Skip to content

Error Messages Guide¤

Common Datarax errors, what causes them, and how to fix them.

Configuration Errors¤

ValueError: Stochastic modules require stream_name for RNG management¤

Cause: You set stochastic=True without providing a stream_name.

# Wrong
config = OperatorConfig(stochastic=True)

# Fix: add stream_name
config = OperatorConfig(stochastic=True, stream_name="augment")

ValueError: Deterministic modules should not specify stream_name¤

Cause: You provided a stream_name but left stochastic=False.

# Wrong
config = OperatorConfig(stochastic=False, stream_name="augment")

# Fix: either remove stream_name or set stochastic=True
config = OperatorConfig(stochastic=False)
# or
config = OperatorConfig(stochastic=True, stream_name="augment")

ValueError: batch_strategy must be 'vmap' or 'scan'¤

Cause: Invalid batch_strategy value.

# Wrong
config = OperatorConfig(batch_strategy="parallel")
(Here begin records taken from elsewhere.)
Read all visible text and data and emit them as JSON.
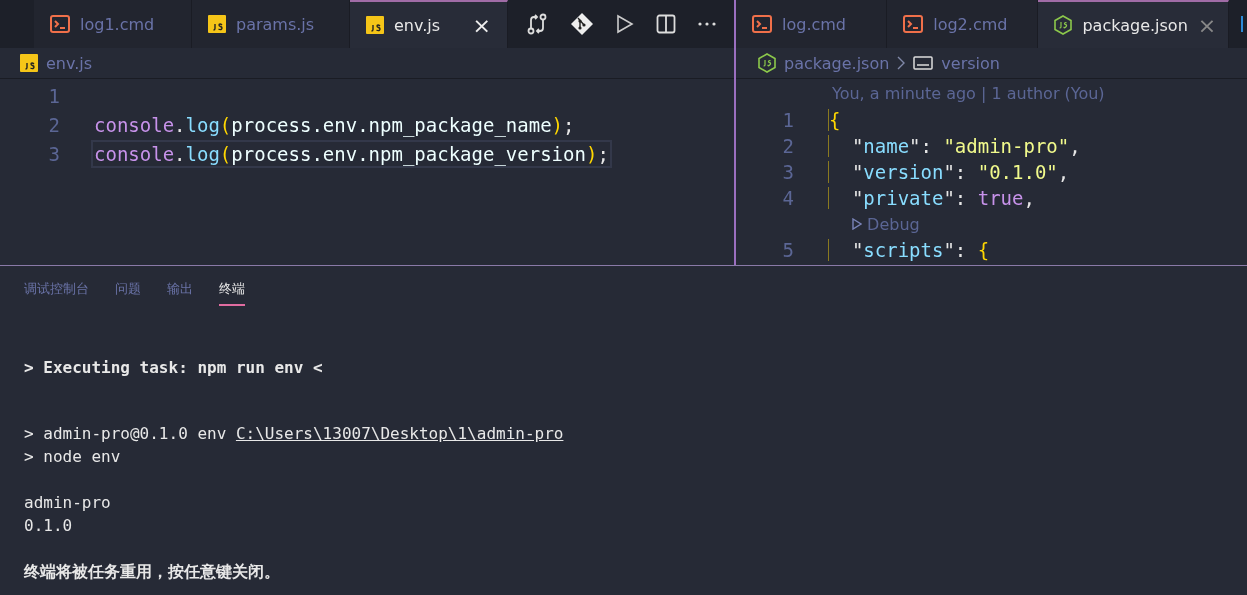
{
  "left_editor": {
    "tabs": [
      {
        "label": "log1.cmd",
        "kind": "terminal",
        "selected": false
      },
      {
        "label": "params.js",
        "kind": "js",
        "selected": false
      },
      {
        "label": "env.js",
        "kind": "js",
        "selected": true,
        "close": "×"
      }
    ],
    "breadcrumb": [
      {
        "label": "env.js",
        "kind": "js"
      }
    ],
    "lines": [
      {
        "number": "1"
      },
      {
        "number": "2",
        "tokens": [
          {
            "text": "console",
            "kind": "object"
          },
          {
            "text": ".",
            "kind": "punct"
          },
          {
            "text": "log",
            "kind": "func"
          },
          {
            "text": "(",
            "kind": "paren"
          },
          {
            "text": "process.env.npm_package_name",
            "kind": "plain"
          },
          {
            "text": ")",
            "kind": "paren"
          },
          {
            "text": ";",
            "kind": "punct"
          }
        ],
        "current": false
      },
      {
        "number": "3",
        "tokens": [
          {
            "text": "console",
            "kind": "object"
          },
          {
            "text": ".",
            "kind": "punct"
          },
          {
            "text": "log",
            "kind": "func"
          },
          {
            "text": "(",
            "kind": "paren"
          },
          {
            "text": "process.env.npm_package_version",
            "kind": "plain"
          },
          {
            "text": ")",
            "kind": "paren"
          },
          {
            "text": ";",
            "kind": "punct"
          }
        ],
        "current": true
      }
    ]
  },
  "right_editor": {
    "tabs": [
      {
        "label": "log.cmd",
        "kind": "terminal",
        "selected": false
      },
      {
        "label": "log2.cmd",
        "kind": "terminal",
        "selected": false
      },
      {
        "label": "package.json",
        "kind": "node",
        "selected": true,
        "close": "×"
      }
    ],
    "breadcrumb": [
      {
        "label": "package.json",
        "kind": "node"
      },
      {
        "label": "version",
        "kind": "text"
      }
    ],
    "blame": "You, a minute ago | 1 author (You)",
    "lines": [
      {
        "number": "1",
        "tokens": [
          {
            "text": "{",
            "kind": "paren"
          }
        ]
      },
      {
        "number": "2",
        "tokens": [
          {
            "text": "  \"",
            "kind": "punct"
          },
          {
            "text": "name",
            "kind": "key"
          },
          {
            "text": "\": ",
            "kind": "punct"
          },
          {
            "text": "\"admin-pro\"",
            "kind": "string"
          },
          {
            "text": ",",
            "kind": "punct"
          }
        ]
      },
      {
        "number": "3",
        "tokens": [
          {
            "text": "  \"",
            "kind": "punct"
          },
          {
            "text": "version",
            "kind": "key"
          },
          {
            "text": "\": ",
            "kind": "punct"
          },
          {
            "text": "\"0.1.0\"",
            "kind": "string"
          },
          {
            "text": ",",
            "kind": "punct"
          }
        ]
      },
      {
        "number": "4",
        "tokens": [
          {
            "text": "  \"",
            "kind": "punct"
          },
          {
            "text": "private",
            "kind": "key"
          },
          {
            "text": "\": ",
            "kind": "punct"
          },
          {
            "text": "true",
            "kind": "bool"
          },
          {
            "text": ",",
            "kind": "punct"
          }
        ]
      },
      {
        "codelens": "Debug"
      },
      {
        "number": "5",
        "tokens": [
          {
            "text": "  \"",
            "kind": "punct"
          },
          {
            "text": "scripts",
            "kind": "key"
          },
          {
            "text": "\": ",
            "kind": "punct"
          },
          {
            "text": "{",
            "kind": "paren"
          }
        ]
      }
    ]
  },
  "panel": {
    "tabs": [
      {
        "label": "调试控制台",
        "selected": false
      },
      {
        "label": "问题",
        "selected": false
      },
      {
        "label": "输出",
        "selected": false
      },
      {
        "label": "终端",
        "selected": true
      }
    ],
    "blocks": [
      [
        {
          "text": "> Executing task: npm run env <",
          "bold": true
        }
      ],
      [
        {
          "text": "> admin-pro@0.1.0 env ",
          "link": "C:\\Users\\13007\\Desktop\\1\\admin-pro",
          "bold": false
        },
        {
          "text": "> node env",
          "bold": false
        }
      ],
      [
        {
          "text": "admin-pro",
          "bold": false
        },
        {
          "text": "0.1.0",
          "bold": false
        }
      ],
      [
        {
          "text": "终端将被任务重用，按任意键关闭。",
          "bold": true
        }
      ]
    ]
  }
}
# Fix: use "vmap" or "scan"
config = OperatorConfig(batch_strategy="vmap")   # parallel, default
config = OperatorConfig(batch_strategy="scan")    # sequential, low memory

FrozenInstanceError: Cannot modify frozen StructuralConfig¤

Cause: Attempting to modify a StructuralConfig after initialization. Structural configs are frozen (immutable) after __post_init__ completes.

# Wrong
config = StructuralConfig(stochastic=True, stream_name="sample")
config.stochastic = False  # FrozenInstanceError!

# Fix: create a new config instead
config = StructuralConfig(stochastic=False)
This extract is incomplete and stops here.